Pat the steak dry. Moisture prevents browning. Dry surface = better crust = better flavour.

Let it rest. 5 minutes. The juices redistribute. Trust the process.

Slice against the grain. Look at the muscle fibres. Cut perpendicular. Tender slices instead of chewy strings.

Use the fond. Those brown bits in the pan are pure gold. The butter and broth lift them into the sauce.

Refrigerated tortellini > dried. Faster, softer, better texture with this sauce.

Variations

With mushrooms: Saute sliced mushrooms in the butter before garlic. They absorb the steak juices and add earthiness.

With spinach: Handful of baby spinach into the sauce at the end. Wilts in seconds.

With cherry tomatoes: Halved cherry tomatoes with the garlic, let them blister.

Budget version: Use flank steak — cheaper, still delicious when sliced thin against the grain. Or skip the steak entirely and make it with seared kielbasa coins for a Polish twist that costs half as much.

The Date Night Philosophy

When you have four kids, date nights out require military-level logistics. Babysitter bookings, restaurant reservations, the mental math of whether it’s worth $200+ after everything’s said and done. Somewhere around kid three, my husband and I decided that date night at home was not a consolation prize — it was the better option. Better food (because I’m making it), better wine (because there’s no markup), better ambiance (because our couch is more comfortable than any restaurant chair), and no babysitter fees.

This garlic steak tortellini is the centrepiece of our home date night. It takes 20 minutes, uses one skillet, and feels special enough to make a regular Tuesday evening feel intentional. We eat it with a good bottle of wine after the kids are in bed, and for 45 minutes, our kitchen is the best restaurant in town. That’s the Polish Mom approach to date night: don’t go out. Cook something amazing, open some wine, and enjoy the fact that you don’t have to drive home.

How to Store

Leftovers keep 2-3 days but the steak is best fresh. When reheating, add a splash of broth to loosen the sauce. Not recommended for freezing.

Frequently Asked Questions

What cut of steak is best?

Sirloin for best value. Ribeye for maximum flavour. Flank for budget-friendly — just slice very thin against the grain. Avoid stewing cuts that need long, slow cooking.

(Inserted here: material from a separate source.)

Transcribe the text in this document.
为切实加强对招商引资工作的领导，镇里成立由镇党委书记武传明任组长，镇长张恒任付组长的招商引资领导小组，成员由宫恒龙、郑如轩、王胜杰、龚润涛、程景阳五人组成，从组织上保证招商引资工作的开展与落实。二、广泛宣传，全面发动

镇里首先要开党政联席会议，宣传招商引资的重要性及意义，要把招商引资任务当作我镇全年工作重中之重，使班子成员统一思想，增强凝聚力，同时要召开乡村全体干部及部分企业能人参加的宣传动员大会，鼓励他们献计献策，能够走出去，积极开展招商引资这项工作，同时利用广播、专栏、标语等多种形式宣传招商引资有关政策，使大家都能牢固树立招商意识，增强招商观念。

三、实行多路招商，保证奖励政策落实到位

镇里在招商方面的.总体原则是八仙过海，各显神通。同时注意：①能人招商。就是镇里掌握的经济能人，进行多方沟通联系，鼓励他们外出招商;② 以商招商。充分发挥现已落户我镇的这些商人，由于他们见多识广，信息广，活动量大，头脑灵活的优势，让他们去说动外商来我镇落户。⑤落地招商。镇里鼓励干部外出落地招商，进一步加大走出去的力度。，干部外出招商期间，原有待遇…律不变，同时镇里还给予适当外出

Can I use dried or frozen tortellini?

Frozen works — cook from frozen, add 2-3 minutes. Dried takes 8-10 minutes. Refrigerated is best for this recipe — softer texture, faster cooking, pairs better with the silky sauce.

Is this kid-friendly?

My kids devour it. The tortellini alone would win them over, but add butter sauce and they’re sold. I just leave the steak slightly less seared for the younger ones who prefer it more done. The older ones have learned to appreciate medium-rare, which is a parenting achievement I’m unreasonably proud of.